就在醫務室忙碌的時候,突然一大批女獄警衝進來了我們醫務室,後面一群獄警簇擁著抬著一個人進來了。
近段時間來,幾個調皮的監區打鬥不斷,經常隔三差五就送傷者來醫務室,無論獄警怎麼嚴肅處理懲罰,女囚照打不誤,並且都是往死里打,有時同時一下子送來七八個傷者都很正常。
而這次卻不是送來一大群傷者,而是幾十個獄警,簇擁著抬著一個人進來,進來後大喊李念醫生:「醫生快救人啊!快點!」
沒想到,這一次送來了一個大咖,並且是最大的大咖:副監獄長。
滿臉滿身是血,看起來奄奄一息。
李念趕緊過來問怎麼回事。
獄警喘的上氣不接下氣慌張得嘴唇發抖:「她,她她,是副監獄長啊!掉下樓了,被人推下樓來了!」
李念急忙檢視副監獄長傷情:「快安排救護車來快!」
黃小悠馬上打電話安排救護車。
李念一摸副監獄長的身子:「千萬別動到她了,肋骨斷了好幾根,會可能不小心插到內臟臟器。」
她去拿了氧氣機來給副監獄長接上。
急救車來了,眾人七手八腳把擔架抬上了車裡,李念讓我和黃小悠看醫務室,她護送副監獄長去醫院。
看著車子疾馳駛去,我們心裡默默祈禱,但願她沒有事。
問站在門口的眾獄警們怎麼一回事,這幫女獄警三緘其口,有一個說問那麼多幹嘛。
然後另外一個說不小心掉下樓。
這讓我更是對副監獄長墜樓一事起了好奇心,究竟是什麼原因摔下來呢。
獄警們紛紛離開了,因為出了這檔子事,然後又下小雨,整個監獄又籠罩在一片肅靜暗沉之中,我和黃小悠兩人待在醫務室里,百無聊賴刷著手機,時不時對視一眼,脈脈傳情。
此時此刻,兩人的心都飛出了外面去,若是這個時候能安靜的過上兩人的幸福時光那該多好。
晚飯時,黃小悠去打包來醫務室一起吃,吃完後準備下班回去,張若男來了,來找我們問副監獄長怎麼樣子了。
我告訴她,摔下來斷了肋骨,不知道斷了多少根,滿身滿臉是血,有可能內臟臟器受損。
張若男說道:「這女囚下手可真夠狠。」
我納悶了:「什麼?女囚扔她下樓的?去她辦公室扔她下來?」
女囚怎麼可能跑出監區,然後又跑去綜合樓,然後又衝進去副監獄長的辦公室扔她下樓?
如果沒有獄警帶,女囚出監區本身就是一件難於上天的事,首先從牢房出來就不容易了,牢房出來還有層層樓棟關卡和閘門,出了樓棟還要出監區幾個門,然後再到總監區的大門,囚犯根本不可能跑出來。

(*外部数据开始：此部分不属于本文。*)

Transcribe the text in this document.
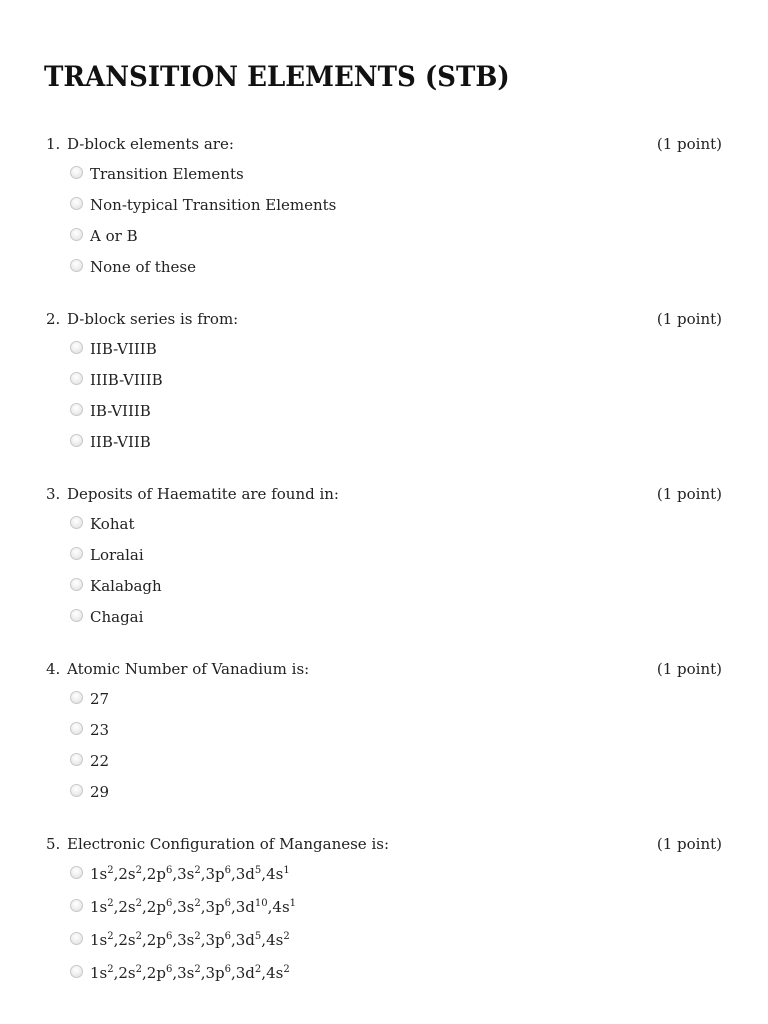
TRANSITION ELEMENTS (STB)
1. D-block elements are:	(1 point)
Transition Elements
Non-typical Transition Elements
A or B
None of these
2. D-block series is from:	(1 point)
IIB-VIIIB
IIIB-VIIIB
IB-VIIIB
IIB-VIIB
3. Deposits of Haematite are found in:	(1 point)
Kohat
Loralai
Kalabagh
Chagai
4. Atomic Number of Vanadium is:	(1 point)
27
23
22
29
5. Electronic Configuration of Manganese is:	(1 point)
$1s^2,2s^2,2p^6,3s^2,3p^6,3d^5,4s^1$
$1s^2,2s^2,2p^6,3s^2,3p^6,3d^{10},4s^1$
$1s^2,2s^2,2p^6,3s^2,3p^6,3d^5,4s^2$
$1s^2,2s^2,2p^6,3s^2,3p^6,3d^2,4s^2$
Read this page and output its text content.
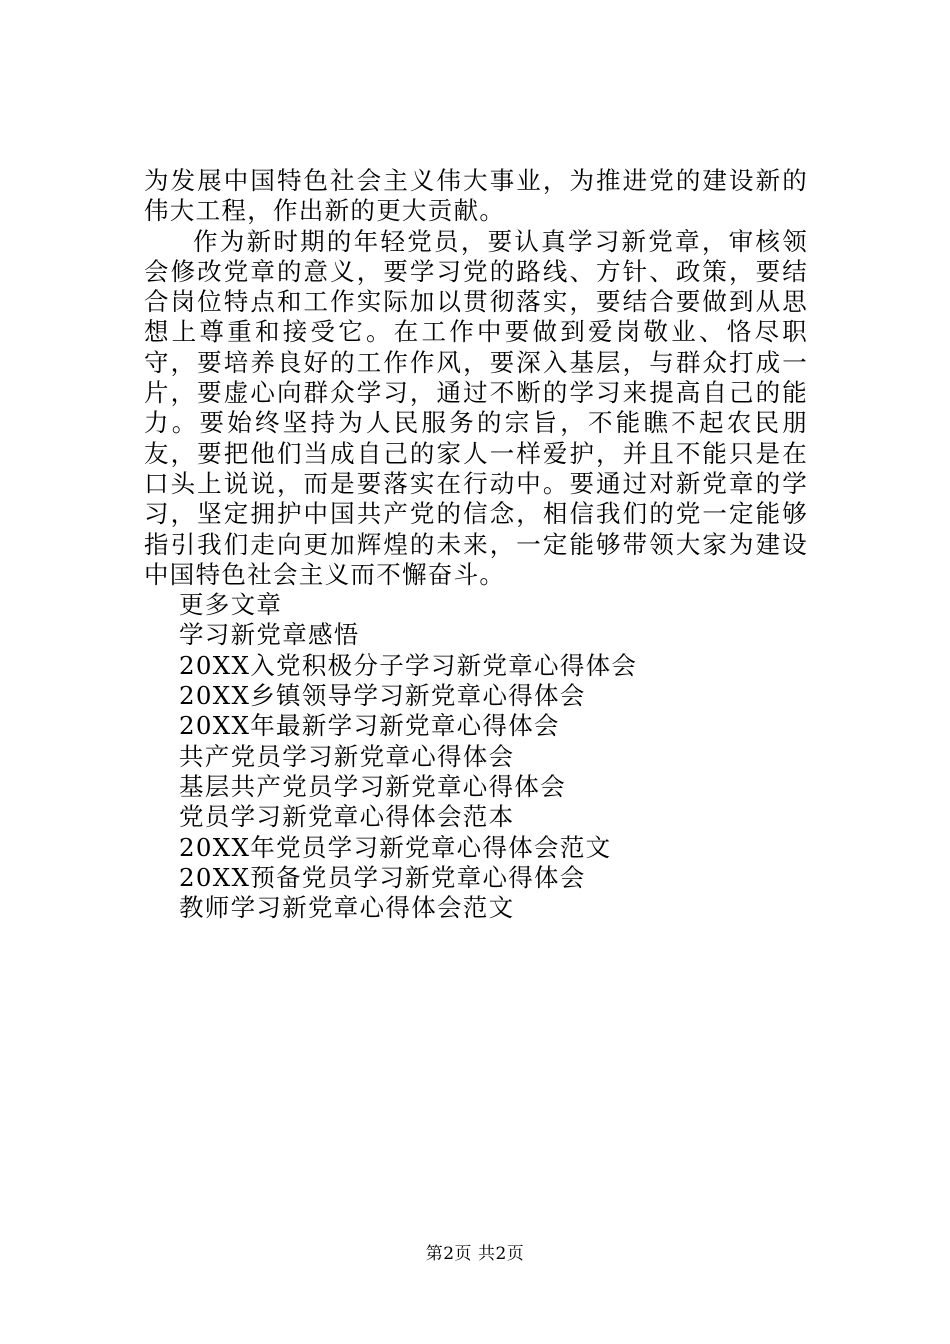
为发展中国特色社会主义伟大事业，为推进党的建设新的伟大工程，作出新的更大贡献。

作为新时期的年轻党员，要认真学习新党章，审核领会修改党章的意义，要学习党的路线、方针、政策，要结合岗位特点和工作实际加以贯彻落实，要结合要做到从思想上尊重和接受它。在工作中要做到爱岗敬业、恪尽职守，要培养良好的工作作风，要深入基层，与群众打成一片，要虚心向群众学习，通过不断的学习来提高自己的能力。要始终坚持为人民服务的宗旨，不能瞧不起农民朋友，要把他们当成自己的家人一样爱护，并且不能只是在口头上说说，而是要落实在行动中。要通过对新党章的学习，坚定拥护中国共产党的信念，相信我们的党一定能够指引我们走向更加辉煌的未来，一定能够带领大家为建设中国特色社会主义而不懈奋斗。

更多文章
学习新党章感悟
20XX入党积极分子学习新党章心得体会
20XX乡镇领导学习新党章心得体会
20XX年最新学习新党章心得体会
共产党员学习新党章心得体会
基层共产党员学习新党章心得体会
党员学习新党章心得体会范本
20XX年党员学习新党章心得体会范文
20XX预备党员学习新党章心得体会
教师学习新党章心得体会范文
第2页 共2页
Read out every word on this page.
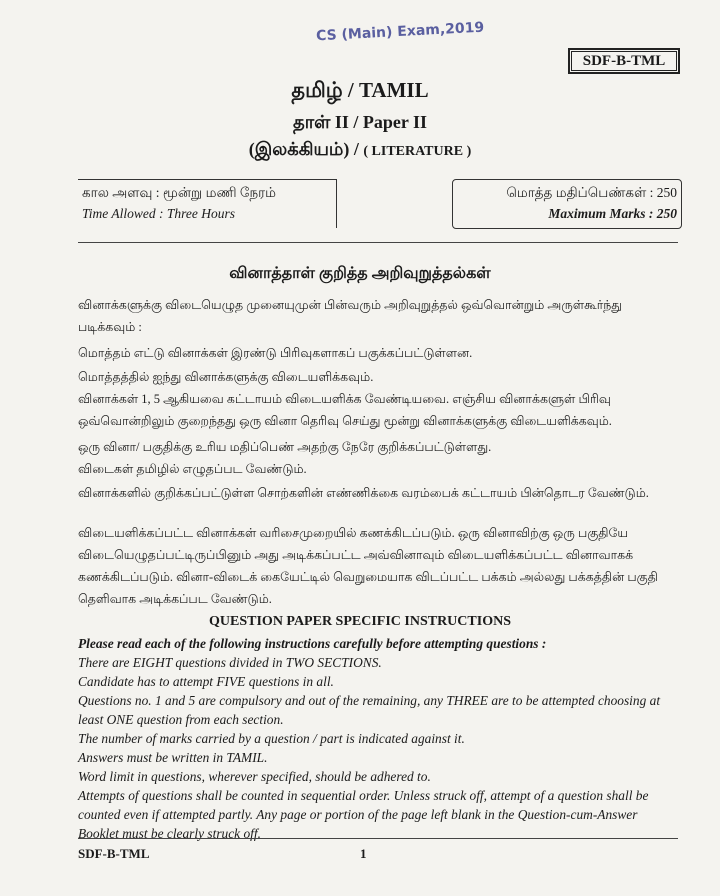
CS (Main) Exam,2019
SDF-B-TML
தமிழ் / TAMIL
தாள் II / Paper II
(இலக்கியம்) / ( LITERATURE )
கால அளவு : மூன்று மணி நேரம்
Time Allowed : Three Hours
மொத்த மதிப்பெண்கள் : 250
Maximum Marks : 250
வினாத்தாள் குறித்த அறிவுறுத்தல்கள்
வினாக்களுக்கு விடையெழுத முனையுமுன் பின்வரும் அறிவுறுத்தல் ஒவ்வொன்றும் அருள்கூர்ந்து படிக்கவும் :
மொத்தம் எட்டு வினாக்கள் இரண்டு பிரிவுகளாகப் பகுக்கப்பட்டுள்ளன.
மொத்தத்தில் ஐந்து வினாக்களுக்கு விடையளிக்கவும்.
வினாக்கள் 1, 5 ஆகியவை கட்டாயம் விடையளிக்க வேண்டியவை. எஞ்சிய வினாக்களுள் பிரிவு ஒவ்வொன்றிலும் குறைந்தது ஒரு வினா தெரிவு செய்து மூன்று வினாக்களுக்கு விடையளிக்கவும்.
ஒரு வினா/ பகுதிக்கு உரிய மதிப்பெண் அதற்கு நேரே குறிக்கப்பட்டுள்ளது.
விடைகள் தமிழில் எழுதப்பட வேண்டும்.
வினாக்களில் குறிக்கப்பட்டுள்ள சொற்களின் எண்ணிக்கை வரம்பைக் கட்டாயம் பின்தொடர வேண்டும்.
விடையளிக்கப்பட்ட வினாக்கள் வரிசைமுறையில் கணக்கிடப்படும். ஒரு வினாவிற்கு ஒரு பகுதியே விடையெழுதப்பட்டிருப்பினும் அது அடிக்கப்பட்ட அவ்வினாவும் விடையளிக்கப்பட்ட வினாவாகக் கணக்கிடப்படும். வினா-விடைக் கையேட்டில் வெறுமையாக விடப்பட்ட பக்கம் அல்லது பக்கத்தின் பகுதி தெளிவாக அடிக்கப்பட வேண்டும்.
QUESTION PAPER SPECIFIC INSTRUCTIONS
Please read each of the following instructions carefully before attempting questions :
There are EIGHT questions divided in TWO SECTIONS.
Candidate has to attempt FIVE questions in all.
Questions no. 1 and 5 are compulsory and out of the remaining, any THREE are to be attempted choosing at least ONE question from each section.
The number of marks carried by a question / part is indicated against it.
Answers must be written in TAMIL.
Word limit in questions, wherever specified, should be adhered to.
Attempts of questions shall be counted in sequential order. Unless struck off, attempt of a question shall be counted even if attempted partly. Any page or portion of the page left blank in the Question-cum-Answer Booklet must be clearly struck off.
SDF-B-TML	1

張若男說是在監區裡面發生的,她告訴了我們事情發生經過。
副監獄長帶人進去監區裡面去檢視監區慰問女囚情況,其實這種就是擺拍給上面看,監獄領導帶著大傢伙進去了慰問女囚,給女囚送溫暖,眾人拍照,然後上報紙,就樹立了一個好領導勤快又懂得關愛女囚的正面形象。
本來就是一次普通的慰問,沒想到在第八監區的其中一棟牢房樓出事了,一個重刑犯女囚對監獄不滿心裡積怨已久,剛好副監獄長這次下來慰問,而且慰問也沒有帶給她們實質性的東西,別人在外面下鄉慰問都會給幾百塊紅包,幾袋大米啥的,這種慰問單純就是去做樣子,那個重刑犯女囚一怒之下,在副監獄長一行人轉身離開出去時,猛衝出去一把撞上副監獄長把她推下了樓,她人高馬大,身材壯碩,這一衝的衝力能把副監獄長推下樓。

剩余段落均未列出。